Eva Dwiana Pastikan Pendidikan Korban TPPO Tetap Berjalan

PORTALLNEWS.ID ( Bandar Lampung ) – Wali Kota Bandar Lampung Eva Dwiana menegaskan komitmen pemerintah daerah dalam menangani kasus Tindak Pidana Perdagangan Orang yang melibatkan anak-anak. Pemerintah Kota Bandar Lampung memastikan korban mendapat perlindungan, pendampingan, hingga jaminan keberlanjutan pendidikan.

Hal tersebut disampaikan Eva Dwiana saat menghadiri konferensi pers pengungkapan kasus TPPO di Polda Lampung, Selasa (12/5/2026).

Dalam penanganan kasus tersebut, Pemkot Bandar Lampung bersama Pemerintah Provinsi Lampung dan aparat kepolisian menyatakan akan terus bersinergi untuk memastikan proses pemulihan korban berjalan maksimal.

Eva mengatakan pemerintah kota segera melakukan peninjauan lanjutan terhadap kondisi para korban, termasuk memastikan mereka tetap dapat melanjutkan pendidikan.

Menurutnya, apabila korban tidak memungkinkan melanjutkan sekolah di SMA atau SMK negeri, Pemerintah Kota Bandar Lampung siap memfasilitasi pendidikan di sekolah swasta yang ada di Bandar Lampung.

“Pemerintah Kota Bandar Lampung akan bertanggung jawab membantu menyelesaikan pendidikan mereka di sekolah swasta, baik SMA maupun SMK,” ujarnya.

Ia menegaskan hak anak untuk memperoleh pendidikan tidak boleh terhenti meskipun mereka menjadi korban tindak kejahatan perdagangan orang.

Selain fokus pada pemulihan korban, pemerintah daerah juga memperkuat langkah pencegahan agar kasus serupa tidak kembali terjadi. Pemkot Bandar Lampung akan terus berkoordinasi dengan Pemerintah Provinsi Lampung, Polda Lampung, serta Polresta Bandar Lampung dalam penanganan kasus tersebut.

Sebagai langkah antisipasi, Pemkot Bandar Lampung berencana menggelar inspeksi mendadak ke seluruh SMP di Kota Bandar Lampung dengan fokus pengawasan penggunaan telepon genggam oleh pelajar.
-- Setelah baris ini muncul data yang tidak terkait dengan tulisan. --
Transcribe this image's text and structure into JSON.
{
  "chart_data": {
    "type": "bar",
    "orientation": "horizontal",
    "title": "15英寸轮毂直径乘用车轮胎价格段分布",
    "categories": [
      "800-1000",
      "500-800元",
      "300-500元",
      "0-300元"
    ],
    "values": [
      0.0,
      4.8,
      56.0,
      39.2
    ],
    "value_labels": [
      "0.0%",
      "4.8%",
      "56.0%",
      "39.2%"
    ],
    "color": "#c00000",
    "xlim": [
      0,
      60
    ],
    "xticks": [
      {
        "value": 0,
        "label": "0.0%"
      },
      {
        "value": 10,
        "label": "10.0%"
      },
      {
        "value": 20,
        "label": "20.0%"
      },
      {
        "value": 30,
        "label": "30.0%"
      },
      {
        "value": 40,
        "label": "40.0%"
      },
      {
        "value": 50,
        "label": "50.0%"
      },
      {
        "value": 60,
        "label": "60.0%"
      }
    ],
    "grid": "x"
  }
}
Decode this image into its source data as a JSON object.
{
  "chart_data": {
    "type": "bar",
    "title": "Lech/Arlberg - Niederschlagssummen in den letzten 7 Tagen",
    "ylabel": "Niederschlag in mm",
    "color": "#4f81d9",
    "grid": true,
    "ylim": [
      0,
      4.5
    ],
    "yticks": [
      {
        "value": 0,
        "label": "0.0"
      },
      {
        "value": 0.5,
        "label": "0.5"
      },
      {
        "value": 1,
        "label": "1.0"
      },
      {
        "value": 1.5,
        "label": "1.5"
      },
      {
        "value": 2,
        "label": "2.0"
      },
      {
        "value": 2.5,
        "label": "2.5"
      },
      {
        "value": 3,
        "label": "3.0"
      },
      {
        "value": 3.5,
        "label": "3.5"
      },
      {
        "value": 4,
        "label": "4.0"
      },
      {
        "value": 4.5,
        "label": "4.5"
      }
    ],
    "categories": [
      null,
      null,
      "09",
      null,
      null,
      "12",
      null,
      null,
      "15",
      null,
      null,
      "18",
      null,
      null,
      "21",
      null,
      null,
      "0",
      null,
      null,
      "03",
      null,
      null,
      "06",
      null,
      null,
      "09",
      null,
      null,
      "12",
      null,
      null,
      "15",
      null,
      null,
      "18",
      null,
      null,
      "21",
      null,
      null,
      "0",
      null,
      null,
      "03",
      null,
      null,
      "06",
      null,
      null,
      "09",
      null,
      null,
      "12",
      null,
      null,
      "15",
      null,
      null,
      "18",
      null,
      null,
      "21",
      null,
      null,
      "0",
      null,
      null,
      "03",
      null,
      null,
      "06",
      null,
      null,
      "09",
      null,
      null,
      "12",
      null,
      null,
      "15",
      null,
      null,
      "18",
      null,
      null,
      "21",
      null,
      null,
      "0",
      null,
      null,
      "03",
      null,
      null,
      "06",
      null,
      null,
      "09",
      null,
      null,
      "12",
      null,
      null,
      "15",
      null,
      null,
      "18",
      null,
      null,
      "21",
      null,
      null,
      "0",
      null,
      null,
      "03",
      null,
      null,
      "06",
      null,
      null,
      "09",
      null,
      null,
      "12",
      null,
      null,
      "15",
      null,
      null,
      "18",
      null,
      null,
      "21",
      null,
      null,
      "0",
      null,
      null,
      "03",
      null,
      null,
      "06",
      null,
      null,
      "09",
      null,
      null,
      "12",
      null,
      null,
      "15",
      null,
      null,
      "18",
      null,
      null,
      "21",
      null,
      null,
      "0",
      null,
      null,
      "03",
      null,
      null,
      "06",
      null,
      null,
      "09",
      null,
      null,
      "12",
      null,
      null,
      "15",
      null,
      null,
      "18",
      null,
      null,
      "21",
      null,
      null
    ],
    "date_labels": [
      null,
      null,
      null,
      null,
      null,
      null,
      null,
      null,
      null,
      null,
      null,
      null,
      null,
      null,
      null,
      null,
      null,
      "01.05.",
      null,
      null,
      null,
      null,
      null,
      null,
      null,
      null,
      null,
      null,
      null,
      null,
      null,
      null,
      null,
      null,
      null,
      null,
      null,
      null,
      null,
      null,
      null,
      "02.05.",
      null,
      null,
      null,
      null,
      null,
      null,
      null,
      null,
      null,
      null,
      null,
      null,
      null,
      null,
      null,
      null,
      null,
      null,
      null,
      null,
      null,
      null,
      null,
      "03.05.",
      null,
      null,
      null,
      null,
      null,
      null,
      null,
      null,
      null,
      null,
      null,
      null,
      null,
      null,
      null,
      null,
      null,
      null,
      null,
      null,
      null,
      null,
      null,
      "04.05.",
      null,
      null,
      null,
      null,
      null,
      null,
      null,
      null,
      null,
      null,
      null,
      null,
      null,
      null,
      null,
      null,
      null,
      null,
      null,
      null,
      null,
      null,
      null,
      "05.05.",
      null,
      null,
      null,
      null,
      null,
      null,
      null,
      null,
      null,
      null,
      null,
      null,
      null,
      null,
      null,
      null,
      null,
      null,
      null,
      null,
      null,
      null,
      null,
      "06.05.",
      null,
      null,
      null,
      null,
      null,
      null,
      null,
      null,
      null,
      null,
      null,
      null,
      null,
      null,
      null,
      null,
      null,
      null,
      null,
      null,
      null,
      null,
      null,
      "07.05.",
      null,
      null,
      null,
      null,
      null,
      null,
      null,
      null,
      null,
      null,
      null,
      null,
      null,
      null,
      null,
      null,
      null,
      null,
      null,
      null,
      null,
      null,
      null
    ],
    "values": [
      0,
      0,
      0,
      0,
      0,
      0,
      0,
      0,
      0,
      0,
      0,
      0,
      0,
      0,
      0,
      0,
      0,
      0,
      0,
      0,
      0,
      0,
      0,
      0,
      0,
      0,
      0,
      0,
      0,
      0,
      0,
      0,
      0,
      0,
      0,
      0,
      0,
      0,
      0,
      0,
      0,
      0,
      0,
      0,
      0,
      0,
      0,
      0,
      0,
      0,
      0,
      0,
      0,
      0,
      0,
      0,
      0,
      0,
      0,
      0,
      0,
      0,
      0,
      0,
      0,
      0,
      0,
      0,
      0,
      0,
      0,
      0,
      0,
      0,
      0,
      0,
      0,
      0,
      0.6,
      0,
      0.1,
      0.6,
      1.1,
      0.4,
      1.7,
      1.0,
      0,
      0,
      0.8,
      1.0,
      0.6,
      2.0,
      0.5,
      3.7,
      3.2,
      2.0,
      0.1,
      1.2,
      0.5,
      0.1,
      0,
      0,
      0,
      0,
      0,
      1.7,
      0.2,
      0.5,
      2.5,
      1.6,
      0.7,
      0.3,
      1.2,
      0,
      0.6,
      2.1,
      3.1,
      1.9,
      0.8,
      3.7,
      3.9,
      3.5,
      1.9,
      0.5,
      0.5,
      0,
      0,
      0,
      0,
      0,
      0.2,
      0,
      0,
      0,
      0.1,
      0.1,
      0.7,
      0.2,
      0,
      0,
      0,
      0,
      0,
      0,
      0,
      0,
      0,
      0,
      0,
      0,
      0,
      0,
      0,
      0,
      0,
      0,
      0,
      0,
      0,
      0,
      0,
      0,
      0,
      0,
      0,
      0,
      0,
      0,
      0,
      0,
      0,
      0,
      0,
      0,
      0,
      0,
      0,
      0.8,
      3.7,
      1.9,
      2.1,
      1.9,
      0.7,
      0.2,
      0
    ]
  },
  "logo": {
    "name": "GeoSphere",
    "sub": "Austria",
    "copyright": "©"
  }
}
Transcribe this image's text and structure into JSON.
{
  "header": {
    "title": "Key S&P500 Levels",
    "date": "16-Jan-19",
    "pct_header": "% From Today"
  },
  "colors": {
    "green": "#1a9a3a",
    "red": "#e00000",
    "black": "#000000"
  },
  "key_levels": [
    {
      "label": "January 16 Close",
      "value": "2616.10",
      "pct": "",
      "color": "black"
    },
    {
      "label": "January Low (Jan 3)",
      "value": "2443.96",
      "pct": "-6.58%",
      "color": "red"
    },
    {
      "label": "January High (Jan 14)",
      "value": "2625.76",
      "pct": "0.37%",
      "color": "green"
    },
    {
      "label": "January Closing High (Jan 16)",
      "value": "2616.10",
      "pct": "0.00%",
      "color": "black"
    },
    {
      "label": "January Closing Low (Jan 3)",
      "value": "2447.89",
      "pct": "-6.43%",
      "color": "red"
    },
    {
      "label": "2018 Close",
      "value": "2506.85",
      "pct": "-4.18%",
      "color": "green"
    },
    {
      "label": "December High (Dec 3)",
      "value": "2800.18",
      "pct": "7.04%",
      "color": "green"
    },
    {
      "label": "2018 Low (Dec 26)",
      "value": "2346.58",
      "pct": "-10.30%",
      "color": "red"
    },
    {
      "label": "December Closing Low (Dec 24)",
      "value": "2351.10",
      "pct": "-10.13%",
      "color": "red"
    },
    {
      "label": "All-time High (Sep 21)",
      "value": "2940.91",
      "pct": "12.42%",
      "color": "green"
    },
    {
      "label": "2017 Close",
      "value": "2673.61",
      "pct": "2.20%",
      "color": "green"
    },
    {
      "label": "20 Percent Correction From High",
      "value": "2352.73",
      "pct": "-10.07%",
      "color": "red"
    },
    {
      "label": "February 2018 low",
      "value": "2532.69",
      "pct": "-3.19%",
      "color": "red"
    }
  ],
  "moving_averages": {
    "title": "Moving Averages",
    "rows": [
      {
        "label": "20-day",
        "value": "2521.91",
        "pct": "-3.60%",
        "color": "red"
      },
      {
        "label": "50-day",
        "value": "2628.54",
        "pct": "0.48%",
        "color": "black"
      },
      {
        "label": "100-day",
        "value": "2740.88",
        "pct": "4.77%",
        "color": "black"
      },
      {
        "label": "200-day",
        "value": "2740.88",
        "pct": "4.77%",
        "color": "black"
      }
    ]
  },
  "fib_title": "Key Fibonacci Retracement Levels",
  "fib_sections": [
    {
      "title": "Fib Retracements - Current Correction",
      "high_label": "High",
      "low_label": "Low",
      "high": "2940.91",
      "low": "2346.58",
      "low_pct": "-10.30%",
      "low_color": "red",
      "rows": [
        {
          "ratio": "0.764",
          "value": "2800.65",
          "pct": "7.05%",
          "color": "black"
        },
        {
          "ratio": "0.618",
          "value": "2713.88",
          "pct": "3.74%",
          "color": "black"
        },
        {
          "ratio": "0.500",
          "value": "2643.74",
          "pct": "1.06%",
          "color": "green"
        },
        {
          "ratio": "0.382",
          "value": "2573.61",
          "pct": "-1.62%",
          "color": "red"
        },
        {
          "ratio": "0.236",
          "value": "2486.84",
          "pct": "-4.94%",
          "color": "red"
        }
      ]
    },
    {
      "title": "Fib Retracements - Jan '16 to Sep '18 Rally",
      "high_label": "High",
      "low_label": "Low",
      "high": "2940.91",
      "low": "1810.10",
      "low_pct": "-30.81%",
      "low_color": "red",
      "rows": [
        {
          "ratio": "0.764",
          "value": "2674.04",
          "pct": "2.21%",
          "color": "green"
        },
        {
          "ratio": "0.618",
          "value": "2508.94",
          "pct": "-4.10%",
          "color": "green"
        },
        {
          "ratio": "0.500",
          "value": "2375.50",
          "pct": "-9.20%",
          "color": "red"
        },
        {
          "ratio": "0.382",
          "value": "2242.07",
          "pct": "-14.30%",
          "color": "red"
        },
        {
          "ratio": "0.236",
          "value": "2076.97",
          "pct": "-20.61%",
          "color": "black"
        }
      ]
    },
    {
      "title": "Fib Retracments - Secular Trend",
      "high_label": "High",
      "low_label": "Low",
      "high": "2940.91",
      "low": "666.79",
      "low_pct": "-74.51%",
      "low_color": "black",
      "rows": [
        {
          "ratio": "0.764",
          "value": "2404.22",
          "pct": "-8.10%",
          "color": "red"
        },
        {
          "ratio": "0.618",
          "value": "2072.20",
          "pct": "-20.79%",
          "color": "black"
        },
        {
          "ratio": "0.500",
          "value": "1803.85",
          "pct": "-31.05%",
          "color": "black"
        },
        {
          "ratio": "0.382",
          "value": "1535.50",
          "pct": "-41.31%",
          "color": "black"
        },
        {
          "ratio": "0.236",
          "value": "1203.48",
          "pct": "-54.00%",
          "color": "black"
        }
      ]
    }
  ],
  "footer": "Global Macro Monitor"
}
Eva Dwiana menilai pengawasan penggunaan ponsel sangat penting karena anak-anak rentan menjadi sasaran kejahatan digital, termasuk modus penipuan lowongan kerja yang berujung pada tindak pidana perdagangan orang.

Menurutnya, peran orang tua dan pihak sekolah menjadi kunci utama dalam melindungi anak-anak dari ancaman kejahatan berbasis digital.

“Pengawasan dari keluarga dan sekolah harus diperkuat agar anak-anak lebih aman dalam menggunakan media digital,” katanya.